Endoplasmic reticulum stress related IncRNA signature predicts the prognosis and immune response evaluation of uterine corpus endometrial carcinoma

Affiliations

Endoplasmic reticulum stress related IncRNA signature predicts the prognosis and immune response evaluation of uterine corpus endometrial carcinoma

Jun Chen et al. Front Oncol. .

Abstract

Background: Endoplasmic reticulum (ER) stress is closely related to the occurrence, development and treatment of tumors. Recent studies suggest ER stress as a therapeutic strategy of choice for cancer. However, ER stress-related long non-coding RNA (lncRNA) predictive value in endometrial carcinoma (UCEC) remains to be further evaluated. The purpose of this study was to establish relies on the signature of ER stress-related lncRNA forecast to predict the prognosis of patients with UCEC.

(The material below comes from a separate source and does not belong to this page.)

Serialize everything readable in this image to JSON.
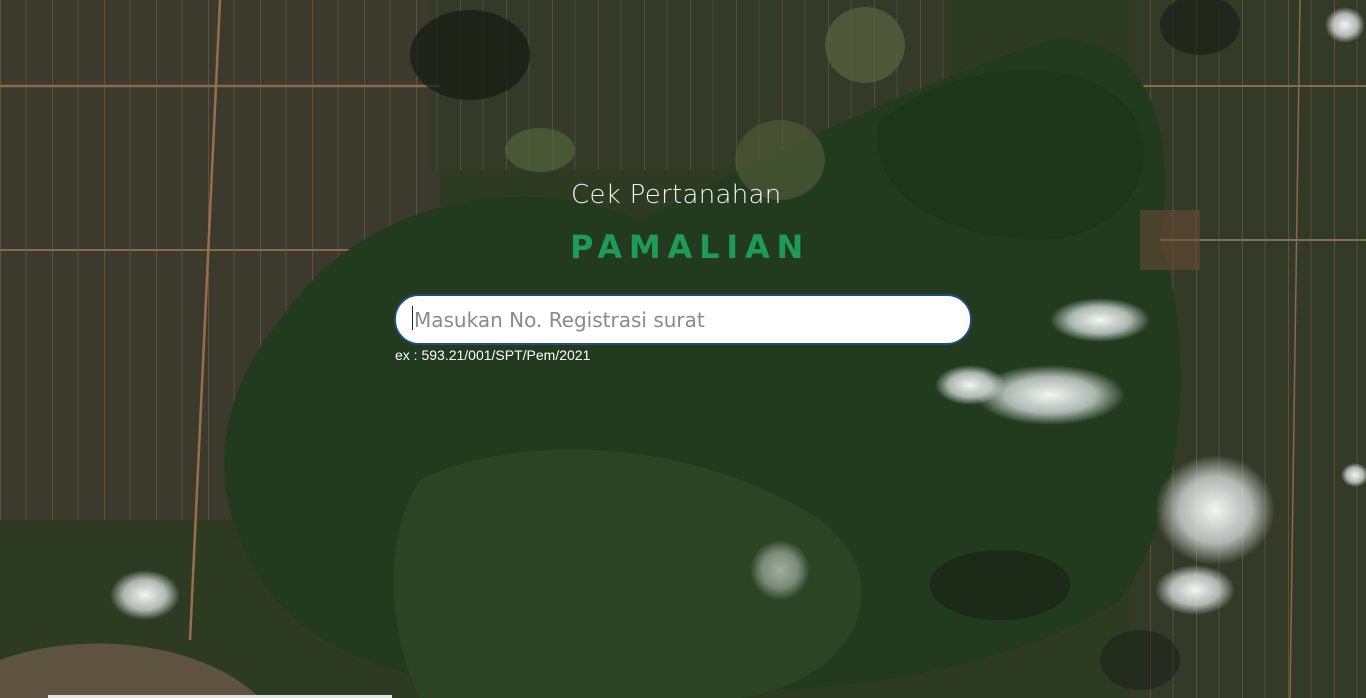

Methods: We downloaded the RNA expression profile dataset and matched clinical data from the Cancer Genome Atlas (TCGA) database, and applied univariate and multivariate Cox regression analysis to build predictive signature. Kaplan-meier method was used to evaluate overall survival (OS) and disease-free survival (DFS). Gene set enrichment analysis (GSEA) was used to study the functional characteristics. Single sample Gene set enrichment analysis (ssGSEA) was used to analyze the relationship between immune status and predicted signature. Correlations between the potential usefulness of treatment for UCEC patients and predictive signature were also analyzed.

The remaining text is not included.